Ces comportements sont totalement irrationnels, intolérables et non conformes à votre statut de cadre.
Lorsque l'un de vos collègue ose critiquer votre comportement, vous déployez toujours les mêmes arguments : « vous me menacez, bah allez y emmenez moi aux prud'hommes je vous attends de tout façon Jean-Luc et Sandra témoigneront pour moi ».
Vos collègues ne supportent plus cette phrase véritable leitmotiv : « j'ai toujours raison et même lorsque j'ai tort, j'ai raison d'avoir tort ».
2) Atteinte à la vie privée, discrédit des salariés et désorganisation du service
Monsieur M... m'a informé avoir, de tout temps, été témoin d'agressions subies par ses anciens et actuels collègues : Mme E... Mme F..., M. G..., M. D..., Mme A......
Messieurs M... et D... se plaignent aujourd'hui de nombreuses réflexions et agressions verbales touchant à leur vie privée.
Début septembre, vous leur auriez « lancé » qu'ils n'ont « aucune ambition dans la vie, si ce n'est de pointer au chômage, et que s'ils n'étaient pas satisfaits de leurs conditions de travail, ils n'avaient qu'à démissionner ».
Quelques jours plus tard, à l'occasion d'un nouveau mécontentement organisationnel vous leur laissez accroire que leurs choix et modes de vie personnelle devaient passer au préalable par votre autorisation : « plus tard si vous voulez construire une famille avoir une femme, des enfants, une maison et cela passera d'abord par Cheminements » (lapsus ? !), « donc par moi ».
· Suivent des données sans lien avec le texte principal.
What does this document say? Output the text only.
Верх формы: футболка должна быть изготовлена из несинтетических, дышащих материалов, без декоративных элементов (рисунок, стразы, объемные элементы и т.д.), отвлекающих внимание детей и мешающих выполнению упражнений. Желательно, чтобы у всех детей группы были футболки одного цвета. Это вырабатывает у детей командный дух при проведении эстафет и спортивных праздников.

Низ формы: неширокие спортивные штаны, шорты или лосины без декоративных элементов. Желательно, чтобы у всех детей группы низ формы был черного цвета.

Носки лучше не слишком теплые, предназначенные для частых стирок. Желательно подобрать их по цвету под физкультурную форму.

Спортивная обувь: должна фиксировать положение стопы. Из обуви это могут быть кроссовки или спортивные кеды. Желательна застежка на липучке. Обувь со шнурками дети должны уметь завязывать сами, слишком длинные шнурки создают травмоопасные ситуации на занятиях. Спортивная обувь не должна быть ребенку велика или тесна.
De plus, vous critiquez de manière récurrente les loisirs des collaborateurs qui seraient non conformes à l'image de la société : le football. Lorsqu'ils osent parler devant vous de leurs pratiques sportives, vous les rabaissez en leur faisant remarquer qu'ils feraient mieux de lire.
Outre l'état de santé de Madame A..., Monsieur M... connaît actuellement des crises d'angoisses et subit un traitement médicamenteux depuis près d'un an, traitement dû au stress et vos brimades professionnelles.
Pour des raisons historiques évidentes, et parce que vous revendiquez être toujours le « chef à TURQUANT » (discours pour le moins contradictoire compte tenu de nos échanges derniers sur votre évolution statutaire) vous maintenez une emprise totale sur vos collègues.
Cette situation est, pour eux, devenue inacceptable... Elle l'est pour moi également.
Vous êtes non seulement à l'origine d'une altération intolérable des conditions de travail, des salariés mais êtes la cause d'une désorganisation du service.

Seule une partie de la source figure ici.